Figures de style

ORLANDomenico de Chirico

Le commissaire et critique Domenico de Chirico s’entretient avec ORLAN, figure emblématique d’un art féministe, singulier et politique depuis plus de quarante ans.

Domenico de Chirico      Puis-je vous demander de choisir quelques adjectifs qui décrivent pleinement les spécificités de votre carrière artistique ? 

ORLAN     Mon engagement et ma liberté font partie intégrante de mon travail, je défends des positions qui me semblent innovantes et subversives. Je cherche à dérégler les règles et à briser les conventions, les prêt-à-penser. Je m’oppose au déterminisme naturel, social et politique, à toute forme de domination, à la suprématie masculine, la religion, la ségrégation culturelle et au racisme.

Domenico de Chirico     Votre rapport à votre corps, tant dans votre pratique artistique que dans votre intimité, a-t-il changé ?

ORLAN     Non, pas du tout. Je continue toujours d’effectuer les mêmes performances que lorsque j’étais au début de ma carrière d’artiste, telles que les mesuRages où je me servais de mon corps comme instrument de mesure. Je suis de plus en plus créative et je n’ai pas la sensation que mon âge devrait avoir une conséquence sur ma manière de percevoir et de créer avec le corps.
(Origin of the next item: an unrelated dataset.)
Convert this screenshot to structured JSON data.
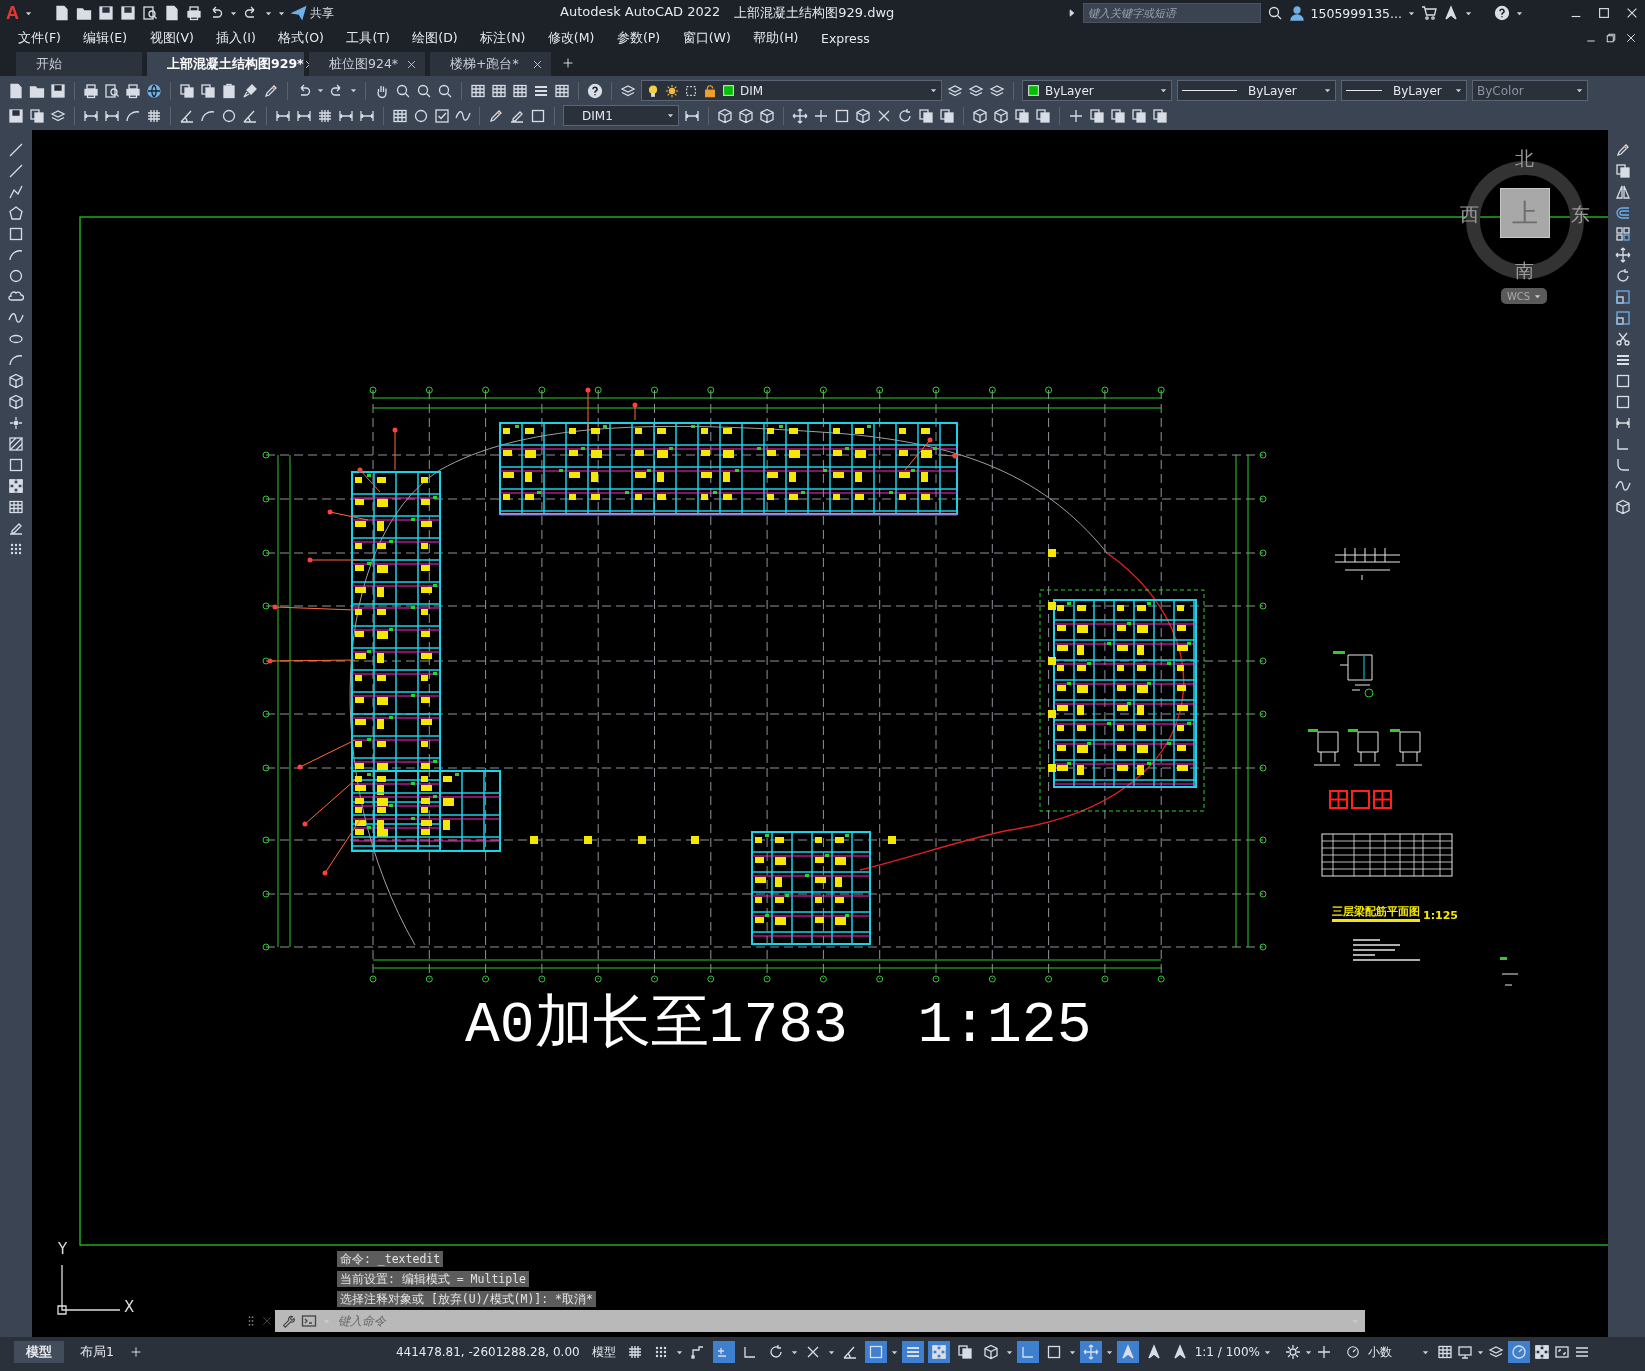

Dans la vie, nous n’avons pas un corps mais des corps…

Domenico de Chirico      Comment définiriez-vous le dualisme entre corps vécu et corps anatomique? Pensez-vous que les deux peuvent être associés à ces concepts qui vous sont si chers de « défiguration » et de « réfiguration » ?

ORLAN    L’anatomie n’est plus un destin. Ce qui m’a paru important c’est de remettre en question l’inné, en m’attaquant à son « masque » pour créer sur mon propre visage un autoportrait où s’affiche de la différence, ma différence. De manière à ce que mon vécu prime et que mon corps et mon visage soient à la fois une meilleure carte de visite et une carte de visite non normée. J’estime que notre corps nous appartient et que nous pouvons l’utiliser comme support pour concrétiser nos projets de société et que nous pouvons les y inscrire visuellement. Pour ma part, j’ai fait de mon corps le support, la matière première et l’outil visuel de mon travail : il est devenu un lieu de débat public.

Domenico de Chirico     Est-ce que « excès » rime avec « spectacularisation » ?

ORLAN     En ce qui me concerne, les œuvres que j’ai produites et qui ont pu être qualifiées d’excessives n’étaient pas gratuites. Je n’ai jamais voulu me donner en spectacle pour attirer l’attention et satisfaire un quelconque ego d’artiste. J’ai fait ce que je pensais devoir faire pour faire évoluer les mentalités. En tant qu’artiste, je me suis positionnée dans le monde et j’ai essayé d’être une chroniqueuse éclairée de mon temps. Mes œuvres sont motivées par des idées et des réflexions profondément ancrées dans les problématiques contemporaines.

Domenico de Chirico     Avez-vous en ce moment un désir que vous voudriez voir se réaliser ?

ORLAN      Adolescente, je voulais être exploratrice ou batteuse dans un groupe de musique. Dernièrement, les Chicks on Speed m’ont proposé de travailler avec elles. Nous prévoyons de sortir un EP sur vinyle et de faire une tournée dans plusieurs institutions culturelles dans le monde, où nous pourrions donner lieu à nos performances artistiques et musicales. 

Domenico de Chirico      Pourquoi ORLAN ?

ORLAN      Changer de nom est dans l’esprit de l’invention de soi. Après une séance de psychanalyse, je me suis rendu compte que j’oubliais des lettres de mon nom parental et que je signais « morte » sur mes chèques. J’ai voulu réutiliser les syllabes qui produisaient une connotation positive en conservant le mot « or », j’ai ensuite rajouté « LAN » et à partir de ce moment, je me suis appelée ORLAN.

Je suis ORLAN, entre autres et dans la mesure du possible, mon nom s’écrit chaque lettre en capitale car je ne veux pas que l’on me fasse rentrer dans les rangs, dans la ligne. 

ORLAN, Self-hybridations Africaines, 2000-2003.